Backed up, stacked up like sins that he filed away in his cortex and left to gather neural dust was the answer, but Axl didn’t intend to go there. Not now, not ever. Problem was, Axl realised, these days half his mind was taken up with ‘no entry’ signs.

‘Look,’ said Axl, ‘I’m going to be around a while. So I think you should go now and leave the horses. Before someone really gets hurt. . .’

Chapter Twenty-Five

Crazy Wisdom (The Bardo Mix)

The thin bald guy sat cross-legged on a stone altar staring at the sky. The Colt could swear to fuck that the Colt was what the monk was looking at, only the man’s eyes were closed and he seemed to have stopped breathing.
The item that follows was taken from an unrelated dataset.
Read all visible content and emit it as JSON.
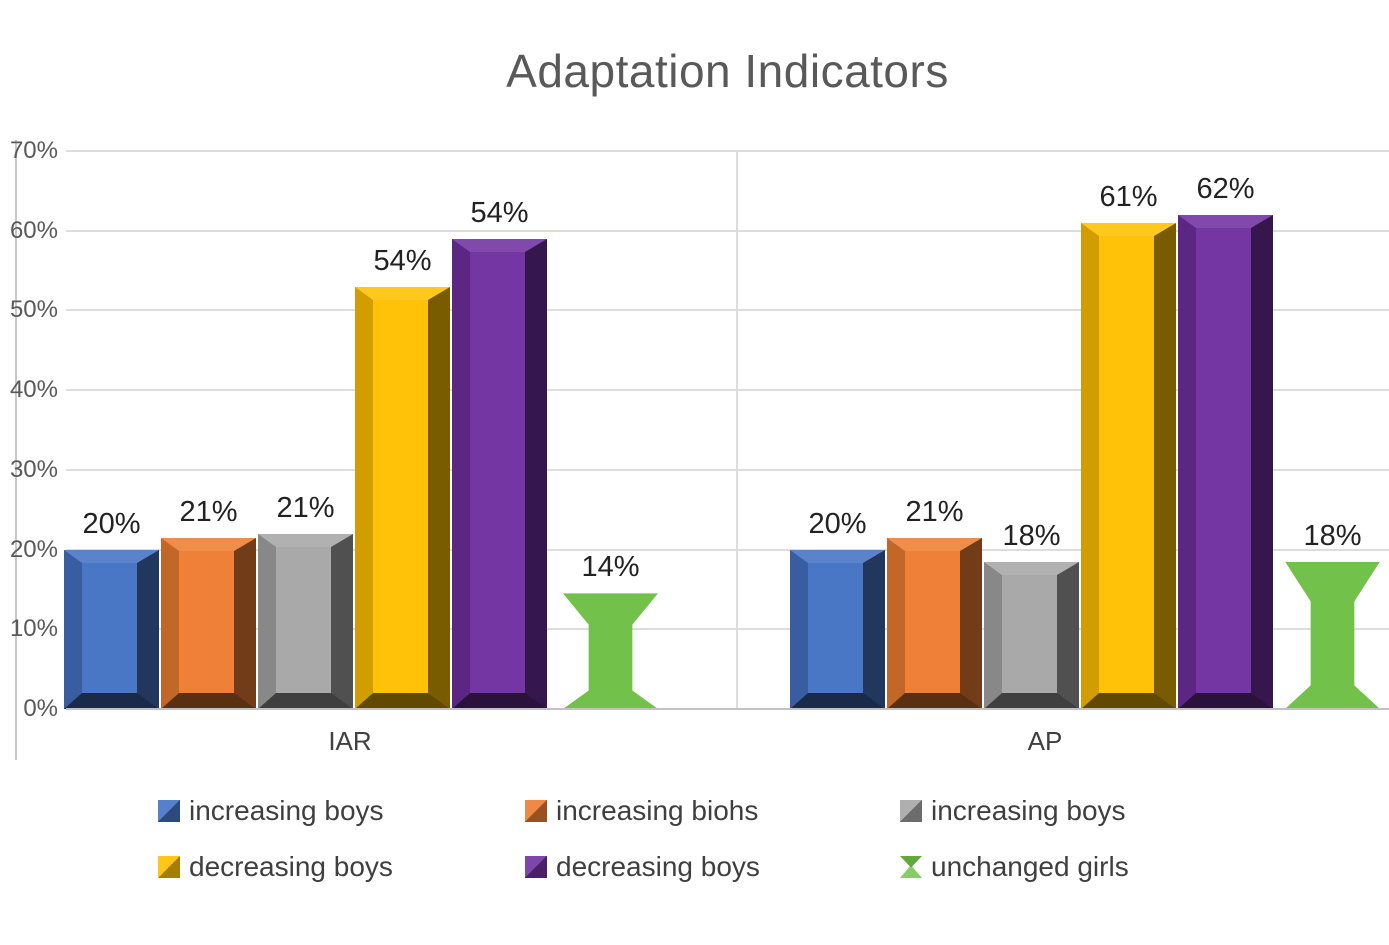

Except he had to have air in his lungs or he wouldn’t be able to manage that low chant which slid between his lips in wisps of warm breath, dissolving into the frozen air. It was the people round him who weren’t breathing, but that was because they were definitely dead. The last time the Colt had seen bodies that ripped had been in Ecuador, after the IMF sent in a team to re-educate a bunch of corporate VPs about capital investment. They’d done that classic remove-the-hands-from-the-arms, the-feet-from-the-legs routine too, only the suits had definitely been alive at the time.

The other problem with the man being able to look at the Colt was the fact the Colt wasn’t so much invisible as not actually in existence, at least not physically…

Up until a few seconds ago the Colt had been skimming the Big Black. Solar winds howling around the Legrange point where the Colt hung. In fact, it hadn’t really been the Colt that hung there, because the gun was piggybacking a derelict soHo—solar and heliospheric observatory.

The sun-facing side of the Sat blistered with a heat to rival Mexico’s hottest desert while the shadow side was colder than the bleakest Antarctic midwinter, but the soHo didn’t know that because it was too fucking stupid. So dumb in fact that it didn’t even realise the Colt was there. All in all, it was about level with a jellyfish which meant the soHo ran no discernable intelligence but did have a certain pre-coding of instinct that kept it facing the sun, both its target and its source of power.